Pack your bags and head for the city by the bay — beautiful San Francisco. San Fran­cisco was founded in 1776 by Spanish colonists, and has been home to a wide variety of people, from gold miners to grand Victorians, counterculture hippies to tech innovators. San Fran­cis­co encompasses more than 200 years of architecture, culture, and history, with something for everyone. San Francisco has an abundance of green space to be enjoyed. Golden Gate Park offers more than one thousand acres of land with free entry, and several inexpensive ticketed attractions including the de Young Mu­seum, the Japanese Tea Garden, and the San Fran­cisco Botanical Garden.

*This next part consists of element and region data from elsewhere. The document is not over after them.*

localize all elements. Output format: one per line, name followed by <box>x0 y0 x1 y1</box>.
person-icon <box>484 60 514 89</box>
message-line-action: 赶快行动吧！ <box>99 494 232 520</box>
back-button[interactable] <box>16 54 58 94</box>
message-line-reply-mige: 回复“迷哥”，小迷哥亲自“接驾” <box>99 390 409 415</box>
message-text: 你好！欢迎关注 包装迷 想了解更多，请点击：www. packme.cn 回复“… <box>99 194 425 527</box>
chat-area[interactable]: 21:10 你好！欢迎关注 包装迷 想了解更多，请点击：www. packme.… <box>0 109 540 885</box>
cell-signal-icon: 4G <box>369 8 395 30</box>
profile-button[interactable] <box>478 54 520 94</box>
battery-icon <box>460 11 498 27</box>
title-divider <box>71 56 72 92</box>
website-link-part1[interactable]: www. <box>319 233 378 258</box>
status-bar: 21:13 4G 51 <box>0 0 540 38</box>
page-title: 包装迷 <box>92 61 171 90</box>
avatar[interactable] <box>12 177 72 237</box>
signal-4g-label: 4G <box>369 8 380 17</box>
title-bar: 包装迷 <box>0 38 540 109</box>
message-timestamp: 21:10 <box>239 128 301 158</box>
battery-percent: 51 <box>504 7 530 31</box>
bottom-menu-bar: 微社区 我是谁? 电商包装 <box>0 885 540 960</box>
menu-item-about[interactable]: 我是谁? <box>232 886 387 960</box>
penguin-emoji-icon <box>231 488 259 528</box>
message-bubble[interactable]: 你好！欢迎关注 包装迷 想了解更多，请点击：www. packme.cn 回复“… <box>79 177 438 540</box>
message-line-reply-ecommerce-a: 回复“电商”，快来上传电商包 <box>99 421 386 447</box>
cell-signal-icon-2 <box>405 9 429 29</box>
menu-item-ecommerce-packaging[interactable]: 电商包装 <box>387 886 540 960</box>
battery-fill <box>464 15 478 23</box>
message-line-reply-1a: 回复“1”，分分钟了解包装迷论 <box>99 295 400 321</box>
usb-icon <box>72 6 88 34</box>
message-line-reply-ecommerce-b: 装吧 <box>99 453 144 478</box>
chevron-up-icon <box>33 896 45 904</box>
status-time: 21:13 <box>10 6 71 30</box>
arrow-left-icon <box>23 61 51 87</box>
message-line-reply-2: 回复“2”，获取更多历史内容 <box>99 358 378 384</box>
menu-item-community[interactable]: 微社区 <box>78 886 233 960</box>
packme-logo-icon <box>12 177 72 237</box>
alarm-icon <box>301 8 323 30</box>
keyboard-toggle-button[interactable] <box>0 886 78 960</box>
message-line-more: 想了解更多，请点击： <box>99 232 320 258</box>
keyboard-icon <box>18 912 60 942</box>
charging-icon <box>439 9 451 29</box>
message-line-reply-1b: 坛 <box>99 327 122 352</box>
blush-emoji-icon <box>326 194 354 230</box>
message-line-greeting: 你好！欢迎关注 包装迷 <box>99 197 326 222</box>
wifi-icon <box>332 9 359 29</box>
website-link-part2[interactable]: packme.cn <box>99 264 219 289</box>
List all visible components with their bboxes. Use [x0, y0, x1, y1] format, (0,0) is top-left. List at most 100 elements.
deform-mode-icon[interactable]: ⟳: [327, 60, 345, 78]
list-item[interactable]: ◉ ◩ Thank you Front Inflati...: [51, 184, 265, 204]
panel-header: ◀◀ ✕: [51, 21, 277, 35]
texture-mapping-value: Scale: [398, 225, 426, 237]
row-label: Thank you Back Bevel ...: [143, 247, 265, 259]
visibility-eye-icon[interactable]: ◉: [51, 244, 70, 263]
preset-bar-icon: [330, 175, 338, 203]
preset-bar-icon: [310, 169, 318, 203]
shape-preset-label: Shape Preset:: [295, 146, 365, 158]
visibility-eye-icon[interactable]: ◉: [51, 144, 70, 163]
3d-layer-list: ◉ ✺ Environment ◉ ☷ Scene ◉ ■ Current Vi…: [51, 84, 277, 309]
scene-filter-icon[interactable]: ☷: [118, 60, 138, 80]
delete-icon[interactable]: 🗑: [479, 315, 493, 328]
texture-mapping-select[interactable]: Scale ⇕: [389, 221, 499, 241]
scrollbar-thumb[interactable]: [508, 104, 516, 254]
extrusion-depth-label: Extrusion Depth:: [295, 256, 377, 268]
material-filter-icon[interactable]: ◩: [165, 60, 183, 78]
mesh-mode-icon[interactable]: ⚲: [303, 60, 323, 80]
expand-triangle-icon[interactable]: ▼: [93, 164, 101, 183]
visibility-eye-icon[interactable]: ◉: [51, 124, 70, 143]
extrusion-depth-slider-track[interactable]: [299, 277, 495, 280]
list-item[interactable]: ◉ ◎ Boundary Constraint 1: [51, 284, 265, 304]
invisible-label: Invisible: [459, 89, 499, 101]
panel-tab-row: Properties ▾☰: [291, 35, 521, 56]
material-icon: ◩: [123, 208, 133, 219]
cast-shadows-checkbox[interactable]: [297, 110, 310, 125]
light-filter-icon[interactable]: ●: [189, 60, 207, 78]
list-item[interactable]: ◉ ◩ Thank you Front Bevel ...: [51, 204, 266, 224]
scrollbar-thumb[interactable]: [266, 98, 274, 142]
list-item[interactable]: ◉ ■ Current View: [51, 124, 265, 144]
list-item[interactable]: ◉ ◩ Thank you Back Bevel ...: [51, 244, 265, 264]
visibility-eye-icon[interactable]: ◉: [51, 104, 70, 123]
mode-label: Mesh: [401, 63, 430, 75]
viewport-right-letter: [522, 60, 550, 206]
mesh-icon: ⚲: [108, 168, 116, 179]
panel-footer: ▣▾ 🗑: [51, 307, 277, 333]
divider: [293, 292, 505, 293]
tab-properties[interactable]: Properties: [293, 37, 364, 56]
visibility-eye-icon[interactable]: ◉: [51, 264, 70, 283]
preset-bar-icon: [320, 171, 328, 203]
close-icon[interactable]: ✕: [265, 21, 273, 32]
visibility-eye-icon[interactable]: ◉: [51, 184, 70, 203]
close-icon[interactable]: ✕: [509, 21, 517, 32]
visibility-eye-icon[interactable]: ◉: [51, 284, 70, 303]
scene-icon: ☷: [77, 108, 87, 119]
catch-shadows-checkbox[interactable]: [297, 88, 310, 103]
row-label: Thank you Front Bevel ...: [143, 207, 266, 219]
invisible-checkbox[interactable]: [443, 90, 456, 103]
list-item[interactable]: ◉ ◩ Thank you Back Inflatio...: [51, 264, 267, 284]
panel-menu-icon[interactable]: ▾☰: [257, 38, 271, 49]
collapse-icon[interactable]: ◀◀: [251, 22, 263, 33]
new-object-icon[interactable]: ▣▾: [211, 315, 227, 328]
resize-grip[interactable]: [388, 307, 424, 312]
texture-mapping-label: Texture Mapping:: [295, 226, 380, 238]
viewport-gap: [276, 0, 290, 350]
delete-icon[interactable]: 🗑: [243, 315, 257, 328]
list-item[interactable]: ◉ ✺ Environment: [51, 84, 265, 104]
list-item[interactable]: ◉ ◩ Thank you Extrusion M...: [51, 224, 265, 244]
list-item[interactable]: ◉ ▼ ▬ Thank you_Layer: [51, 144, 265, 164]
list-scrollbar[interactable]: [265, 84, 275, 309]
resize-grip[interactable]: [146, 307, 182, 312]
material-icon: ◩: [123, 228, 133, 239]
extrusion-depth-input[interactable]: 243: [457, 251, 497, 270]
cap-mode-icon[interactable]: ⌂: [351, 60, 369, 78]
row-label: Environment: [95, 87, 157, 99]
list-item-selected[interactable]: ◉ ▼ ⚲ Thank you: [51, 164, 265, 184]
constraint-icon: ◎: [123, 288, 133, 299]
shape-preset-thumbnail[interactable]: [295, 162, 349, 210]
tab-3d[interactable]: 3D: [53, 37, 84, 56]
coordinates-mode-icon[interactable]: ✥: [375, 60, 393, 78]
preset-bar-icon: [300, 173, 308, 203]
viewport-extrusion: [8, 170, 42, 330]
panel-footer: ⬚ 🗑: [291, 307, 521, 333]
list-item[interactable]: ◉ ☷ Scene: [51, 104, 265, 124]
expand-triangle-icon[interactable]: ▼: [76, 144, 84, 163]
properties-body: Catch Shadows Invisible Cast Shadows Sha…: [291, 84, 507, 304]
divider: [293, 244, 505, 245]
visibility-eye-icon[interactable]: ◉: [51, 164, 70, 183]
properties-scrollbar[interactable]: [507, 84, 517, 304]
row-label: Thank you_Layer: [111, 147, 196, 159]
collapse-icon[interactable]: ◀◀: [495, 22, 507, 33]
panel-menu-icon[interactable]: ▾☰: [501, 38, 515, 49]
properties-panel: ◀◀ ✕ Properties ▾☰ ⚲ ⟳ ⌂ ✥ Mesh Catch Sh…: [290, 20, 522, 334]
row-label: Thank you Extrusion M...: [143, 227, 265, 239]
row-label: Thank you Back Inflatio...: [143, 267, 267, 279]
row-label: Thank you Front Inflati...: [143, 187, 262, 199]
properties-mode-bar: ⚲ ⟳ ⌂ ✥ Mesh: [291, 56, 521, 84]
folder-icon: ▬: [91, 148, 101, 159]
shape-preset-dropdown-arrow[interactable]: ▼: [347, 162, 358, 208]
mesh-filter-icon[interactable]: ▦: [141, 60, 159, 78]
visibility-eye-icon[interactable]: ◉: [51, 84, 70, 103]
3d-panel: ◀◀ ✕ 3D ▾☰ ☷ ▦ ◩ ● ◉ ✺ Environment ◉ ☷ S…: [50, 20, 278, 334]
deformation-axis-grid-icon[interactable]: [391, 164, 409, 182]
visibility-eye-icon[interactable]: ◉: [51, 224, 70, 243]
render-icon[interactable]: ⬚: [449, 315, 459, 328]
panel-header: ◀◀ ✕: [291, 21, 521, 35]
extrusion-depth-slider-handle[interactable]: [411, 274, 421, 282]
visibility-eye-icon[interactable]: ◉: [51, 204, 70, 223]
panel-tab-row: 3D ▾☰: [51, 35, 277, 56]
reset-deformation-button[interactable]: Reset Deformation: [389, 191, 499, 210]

Along San Francisco Bay, the Presidio is a former mi­litary installation offering miles of walking trails and scenic views from the base of the Golden Gate Bridge. Enjoy the finest of the West Coast’s Greco-Roman archi­tecture while strolling around the Palace of Fine Arts. Built in 1915 for the Panama-Pacific Exhibi­tion, the rotunda and its extended colonnade is the perfect place to take pictures, enjoy music, or watch the birds. Or, visit vibrant Mission Dolores Park to see the city skyline before chec­king out the surrounding neighborhoods’ historic ven­ues: Mission Dolores Basi­lica is an eighteenth-century church and the oldest surviving structure in the city; the Castro Theater is home to the only remaining leatherette ceiling in the United States and runs mo­vies nightly; and the Haight-Ashbury district is widely regarded as the birthplace of psychedelic hippie culture and the Summer of Love of 1967.

Of course, you can’t miss out on several of the city’s most iconic and well-loved destinations. Enjoy sweeping views and watch the fog roll in from the top of blustery Twin Peaks, the second highest summit in the city. Drive up and down the steep streets of Pacific Heights and surrounding neighborhoods and enjoy the modern architecture of the multi-million dollar man­sions, as well as the century-old Victorian houses — you may recognize the “Painted Ladies” on Stein­er Street from the opening credits of Full House. Visit the Russian Hill neighborhood’s “crookedest street in the world”: Lombard Street. The eight hairpin switchbacks are surrounded by beautifully manicured gardens, and visitors can ei­ther walk along the street via two stairways, or drive from top to bottom. If you’re not so keen to test your luck (and your brakes) on San Francisco’s steepest hills, hop on a cable car and experience one of the most famous American transportation systems. Star­­ted in the 1870s, it is the only remaining manually operated cable car system in the world. To learn more about the history of the cars and see older models, visit the free Cable Car Mu­seum in the Nob Hill neighborhood.

If you’re feeling hungry at the end of the day, head down to Fisherman’s Wharf. There are a number of res­taurants and snack spots: test out California staple In-N-Out Burger, or grab an iconic sourdough from Bou­din Bakery (San Francisco’s unique weather is critical to this bread’s slightly sour flavor and dense texture). Take your provisions and walk along the shoreline Embarcadero; follow the sounds of barking to Pier 39 and meet some of the city’s most famous residents: a pack of sea lions sunning on the docks!

For some of the best views of the Golden Gate Bridge, take a short drive across the bay to the Marin Head­lands in Sausalito. The hilly, winding roads of this national recreation area are perfect for viewing the bridge up close. Head down to the shoreline to dip your toes in the chilly Pacific at Black Sands Beach, or trek out to Point Bonita lighthouse, one of the oldest on the West Coast, to watch the fog roll across the bay — you might even catch some seals resting on the rocks below.

Just an hour’s drive north of the city lies tranquil Muir Woods National Monu­ment, a grove of giant redwoods at the base of Mount Tamal­pais. Parking is by reservation only, so be sure to go online in advance. Red­woods are the tallest trees in the world and only found on the Pacific coast; not to be confused with the giant sequoias. Established in 1908, the 554 acre protected area is named for famed naturalist John Muir, one of the west’s pioneering ex­plorers and a strong advocate for preservation. In 1945, members of the Uni­ted Nations Conference on International Organization joined together in Muir Woods’ peaceful Cathedral Grove to honor the recently deceased Franklin Delano Roosevelt, the “chief architect of the United Nations, and apostle of lasting peace for all mankind.” Appre­ciate the quiet presence of the everlasting trees and reflect on the enduring natural wonders John Muir fought so hard to protect for future generations.